La file d’attente s’étend jusque sur le trottoir. Pourtant, les clients de Muthoot Finance, l’un des plus gros prêteurs sur gage en Inde, préféreraient rester discrets. Leur malaise est palpable, la tête basse et le regard fuyant. Ils sont commerçants, patrons d’une petite entreprise ou encore salariés. En dernier recours, ils sont venus déposer ici des bijoux en or pour emprunter un peu d’argent.

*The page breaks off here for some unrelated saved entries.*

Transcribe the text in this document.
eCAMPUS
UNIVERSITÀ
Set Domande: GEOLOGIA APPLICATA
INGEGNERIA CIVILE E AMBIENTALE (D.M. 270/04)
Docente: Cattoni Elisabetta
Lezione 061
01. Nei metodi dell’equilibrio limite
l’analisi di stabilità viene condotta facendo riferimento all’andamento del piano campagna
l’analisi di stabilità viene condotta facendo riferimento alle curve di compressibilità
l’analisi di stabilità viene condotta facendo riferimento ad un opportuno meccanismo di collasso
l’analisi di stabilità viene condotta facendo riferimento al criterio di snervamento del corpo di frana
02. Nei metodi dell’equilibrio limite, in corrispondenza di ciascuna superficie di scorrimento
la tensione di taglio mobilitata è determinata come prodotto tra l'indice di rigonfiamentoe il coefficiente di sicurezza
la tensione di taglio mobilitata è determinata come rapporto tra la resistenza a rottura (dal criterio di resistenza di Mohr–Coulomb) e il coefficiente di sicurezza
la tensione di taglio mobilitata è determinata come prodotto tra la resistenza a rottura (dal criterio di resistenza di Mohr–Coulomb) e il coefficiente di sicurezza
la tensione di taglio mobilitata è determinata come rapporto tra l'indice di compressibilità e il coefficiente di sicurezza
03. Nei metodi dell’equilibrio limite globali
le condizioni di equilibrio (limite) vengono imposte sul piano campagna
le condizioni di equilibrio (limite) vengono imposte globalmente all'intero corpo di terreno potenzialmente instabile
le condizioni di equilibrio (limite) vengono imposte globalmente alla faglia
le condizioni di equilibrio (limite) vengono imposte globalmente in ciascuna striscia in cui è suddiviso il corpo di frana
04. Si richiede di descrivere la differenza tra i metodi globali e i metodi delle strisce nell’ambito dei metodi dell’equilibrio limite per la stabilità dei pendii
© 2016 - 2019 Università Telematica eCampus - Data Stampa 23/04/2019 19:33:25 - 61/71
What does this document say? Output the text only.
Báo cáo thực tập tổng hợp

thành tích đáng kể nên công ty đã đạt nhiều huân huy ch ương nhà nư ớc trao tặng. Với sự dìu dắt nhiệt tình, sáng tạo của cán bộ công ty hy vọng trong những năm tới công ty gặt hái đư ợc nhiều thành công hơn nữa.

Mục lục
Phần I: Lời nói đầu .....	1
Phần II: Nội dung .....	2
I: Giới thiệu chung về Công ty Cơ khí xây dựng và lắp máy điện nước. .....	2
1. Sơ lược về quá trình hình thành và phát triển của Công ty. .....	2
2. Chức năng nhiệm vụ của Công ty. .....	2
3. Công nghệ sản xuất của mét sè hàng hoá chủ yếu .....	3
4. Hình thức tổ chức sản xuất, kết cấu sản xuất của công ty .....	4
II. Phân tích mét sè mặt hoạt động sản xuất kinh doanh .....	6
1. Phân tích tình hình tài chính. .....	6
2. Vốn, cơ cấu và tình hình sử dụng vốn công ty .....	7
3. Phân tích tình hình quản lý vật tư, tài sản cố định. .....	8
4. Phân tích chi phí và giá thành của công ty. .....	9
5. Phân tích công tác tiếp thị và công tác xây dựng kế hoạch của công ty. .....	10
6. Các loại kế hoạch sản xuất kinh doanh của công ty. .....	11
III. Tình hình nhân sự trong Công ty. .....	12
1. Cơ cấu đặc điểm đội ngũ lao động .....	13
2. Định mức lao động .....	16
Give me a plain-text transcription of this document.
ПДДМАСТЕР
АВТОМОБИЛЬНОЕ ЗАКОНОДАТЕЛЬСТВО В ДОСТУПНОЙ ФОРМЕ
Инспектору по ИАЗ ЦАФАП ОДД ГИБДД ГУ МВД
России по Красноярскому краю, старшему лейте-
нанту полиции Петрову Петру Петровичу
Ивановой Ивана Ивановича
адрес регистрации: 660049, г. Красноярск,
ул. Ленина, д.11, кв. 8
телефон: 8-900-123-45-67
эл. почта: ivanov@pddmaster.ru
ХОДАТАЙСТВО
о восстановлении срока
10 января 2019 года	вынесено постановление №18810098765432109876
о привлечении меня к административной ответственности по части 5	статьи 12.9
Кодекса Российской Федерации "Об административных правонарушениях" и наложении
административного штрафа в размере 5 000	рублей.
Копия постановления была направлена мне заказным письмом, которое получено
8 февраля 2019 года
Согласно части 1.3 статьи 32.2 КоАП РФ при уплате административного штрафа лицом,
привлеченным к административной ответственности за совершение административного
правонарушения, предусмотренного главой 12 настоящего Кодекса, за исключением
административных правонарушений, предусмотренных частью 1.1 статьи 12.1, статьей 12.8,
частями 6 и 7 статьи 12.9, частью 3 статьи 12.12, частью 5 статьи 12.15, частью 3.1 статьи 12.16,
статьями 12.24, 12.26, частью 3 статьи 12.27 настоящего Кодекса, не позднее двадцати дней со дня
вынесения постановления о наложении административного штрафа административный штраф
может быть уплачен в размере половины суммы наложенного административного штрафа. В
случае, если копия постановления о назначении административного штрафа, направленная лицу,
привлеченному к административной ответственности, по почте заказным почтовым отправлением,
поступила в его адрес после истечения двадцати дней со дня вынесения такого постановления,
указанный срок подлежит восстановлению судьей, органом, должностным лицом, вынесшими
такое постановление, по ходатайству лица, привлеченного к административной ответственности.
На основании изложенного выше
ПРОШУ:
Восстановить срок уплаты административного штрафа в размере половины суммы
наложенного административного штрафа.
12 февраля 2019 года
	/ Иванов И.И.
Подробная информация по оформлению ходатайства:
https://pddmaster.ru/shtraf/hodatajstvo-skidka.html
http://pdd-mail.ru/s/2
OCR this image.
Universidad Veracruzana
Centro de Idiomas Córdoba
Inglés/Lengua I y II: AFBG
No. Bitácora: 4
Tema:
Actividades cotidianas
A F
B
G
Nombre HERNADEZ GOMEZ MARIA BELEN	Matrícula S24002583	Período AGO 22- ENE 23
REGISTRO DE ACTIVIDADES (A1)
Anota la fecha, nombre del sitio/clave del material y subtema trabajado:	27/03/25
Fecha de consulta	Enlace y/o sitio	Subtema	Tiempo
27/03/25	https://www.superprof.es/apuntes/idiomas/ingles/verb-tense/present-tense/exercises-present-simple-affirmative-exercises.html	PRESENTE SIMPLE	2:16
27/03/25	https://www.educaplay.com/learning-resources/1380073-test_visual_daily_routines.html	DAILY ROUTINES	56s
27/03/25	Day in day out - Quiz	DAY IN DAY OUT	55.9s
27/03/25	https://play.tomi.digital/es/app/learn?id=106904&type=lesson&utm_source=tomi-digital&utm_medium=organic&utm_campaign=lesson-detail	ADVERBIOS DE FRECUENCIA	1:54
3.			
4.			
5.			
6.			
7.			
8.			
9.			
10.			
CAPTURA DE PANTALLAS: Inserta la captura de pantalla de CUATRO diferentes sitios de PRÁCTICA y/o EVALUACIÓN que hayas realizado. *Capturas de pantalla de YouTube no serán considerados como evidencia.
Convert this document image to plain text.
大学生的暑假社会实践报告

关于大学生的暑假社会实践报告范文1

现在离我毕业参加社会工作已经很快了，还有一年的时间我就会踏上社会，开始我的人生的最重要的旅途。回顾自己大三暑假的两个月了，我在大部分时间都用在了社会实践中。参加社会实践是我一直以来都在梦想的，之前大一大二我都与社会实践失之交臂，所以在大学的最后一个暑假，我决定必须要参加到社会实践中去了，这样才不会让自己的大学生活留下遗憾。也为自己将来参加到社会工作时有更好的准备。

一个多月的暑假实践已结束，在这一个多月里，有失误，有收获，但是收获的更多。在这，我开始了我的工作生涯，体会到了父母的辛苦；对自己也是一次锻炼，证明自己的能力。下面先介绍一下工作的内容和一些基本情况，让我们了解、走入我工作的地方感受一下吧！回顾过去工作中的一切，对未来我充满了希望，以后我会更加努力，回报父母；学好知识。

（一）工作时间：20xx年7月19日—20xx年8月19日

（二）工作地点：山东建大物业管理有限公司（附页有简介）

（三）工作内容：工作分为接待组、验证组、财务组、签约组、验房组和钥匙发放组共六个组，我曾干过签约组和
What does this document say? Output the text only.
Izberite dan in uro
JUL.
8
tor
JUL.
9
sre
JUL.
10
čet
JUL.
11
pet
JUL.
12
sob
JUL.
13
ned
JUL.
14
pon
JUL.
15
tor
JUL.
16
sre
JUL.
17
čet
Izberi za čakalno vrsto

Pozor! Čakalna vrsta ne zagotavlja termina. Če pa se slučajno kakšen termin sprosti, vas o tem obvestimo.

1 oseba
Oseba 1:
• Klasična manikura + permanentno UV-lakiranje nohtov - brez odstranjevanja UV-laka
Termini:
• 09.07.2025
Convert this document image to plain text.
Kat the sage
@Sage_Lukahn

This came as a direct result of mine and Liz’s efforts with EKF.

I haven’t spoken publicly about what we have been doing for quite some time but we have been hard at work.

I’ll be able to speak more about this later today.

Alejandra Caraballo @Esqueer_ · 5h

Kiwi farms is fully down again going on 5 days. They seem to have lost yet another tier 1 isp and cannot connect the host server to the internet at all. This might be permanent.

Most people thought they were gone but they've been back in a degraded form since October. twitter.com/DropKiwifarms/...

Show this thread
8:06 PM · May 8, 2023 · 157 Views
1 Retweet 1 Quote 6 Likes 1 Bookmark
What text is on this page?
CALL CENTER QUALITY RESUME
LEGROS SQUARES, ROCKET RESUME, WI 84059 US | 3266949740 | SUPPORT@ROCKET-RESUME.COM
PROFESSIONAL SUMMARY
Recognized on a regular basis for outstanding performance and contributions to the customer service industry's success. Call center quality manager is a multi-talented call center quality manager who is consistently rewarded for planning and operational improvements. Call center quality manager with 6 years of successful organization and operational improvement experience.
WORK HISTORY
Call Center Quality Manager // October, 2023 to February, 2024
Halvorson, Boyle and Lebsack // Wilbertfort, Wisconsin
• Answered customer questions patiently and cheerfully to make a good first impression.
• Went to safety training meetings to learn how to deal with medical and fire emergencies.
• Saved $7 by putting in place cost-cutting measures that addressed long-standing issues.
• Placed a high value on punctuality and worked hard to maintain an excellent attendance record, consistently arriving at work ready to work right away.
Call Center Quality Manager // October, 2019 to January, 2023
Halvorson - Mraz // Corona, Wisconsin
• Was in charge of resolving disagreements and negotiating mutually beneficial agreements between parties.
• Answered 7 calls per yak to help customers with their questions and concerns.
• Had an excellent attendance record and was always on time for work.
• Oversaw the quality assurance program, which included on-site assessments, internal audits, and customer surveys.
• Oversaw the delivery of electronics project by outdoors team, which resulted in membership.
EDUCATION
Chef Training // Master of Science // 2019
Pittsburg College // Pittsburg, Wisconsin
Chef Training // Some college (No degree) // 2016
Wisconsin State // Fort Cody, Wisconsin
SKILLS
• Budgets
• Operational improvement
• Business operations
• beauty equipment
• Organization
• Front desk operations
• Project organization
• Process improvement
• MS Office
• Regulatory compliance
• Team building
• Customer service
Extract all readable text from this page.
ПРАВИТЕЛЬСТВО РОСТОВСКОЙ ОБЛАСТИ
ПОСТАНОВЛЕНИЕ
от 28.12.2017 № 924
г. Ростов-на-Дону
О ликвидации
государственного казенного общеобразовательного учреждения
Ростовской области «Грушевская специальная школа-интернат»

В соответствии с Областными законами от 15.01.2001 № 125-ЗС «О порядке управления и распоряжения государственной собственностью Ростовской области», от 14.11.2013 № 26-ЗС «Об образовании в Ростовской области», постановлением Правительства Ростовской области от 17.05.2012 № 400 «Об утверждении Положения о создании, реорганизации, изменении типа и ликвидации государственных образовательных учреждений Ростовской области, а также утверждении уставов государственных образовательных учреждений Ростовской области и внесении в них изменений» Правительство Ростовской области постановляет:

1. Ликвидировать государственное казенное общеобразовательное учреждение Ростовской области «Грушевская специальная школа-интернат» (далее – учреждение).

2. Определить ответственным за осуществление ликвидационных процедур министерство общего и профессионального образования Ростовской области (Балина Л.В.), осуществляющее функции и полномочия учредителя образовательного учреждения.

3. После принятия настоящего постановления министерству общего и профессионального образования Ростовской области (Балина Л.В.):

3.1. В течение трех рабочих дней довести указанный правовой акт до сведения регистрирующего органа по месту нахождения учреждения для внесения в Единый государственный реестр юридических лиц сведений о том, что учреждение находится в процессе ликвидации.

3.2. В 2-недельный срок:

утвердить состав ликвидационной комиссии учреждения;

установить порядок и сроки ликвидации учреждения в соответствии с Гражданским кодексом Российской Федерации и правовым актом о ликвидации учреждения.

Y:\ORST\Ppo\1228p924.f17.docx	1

Depuis le début de la pandémie de Covid-19, plus d’une trentaine de personnes franchit quotidiennement le seuil de cette minuscule agence, située à Lajpat Nagar, un quartier populaire du sud de New Delhi. C’est deux fois plus qu’auparavant. Mais personne ne souhaite s’épancher tant le choc du déclassement est violent pour ces Indiens qui vivaient jusque-là relativement bien. Il y a peu, Sangeeta Sareen était encore à la tête d’un centre d’accompagnement scolaire. Aujourd’hui, elle a dû laisser ses bijoux en garantie pour un peu d’argent liquide. Sous le coup de l’émotion, elle ne parviendra pas à finir son histoire.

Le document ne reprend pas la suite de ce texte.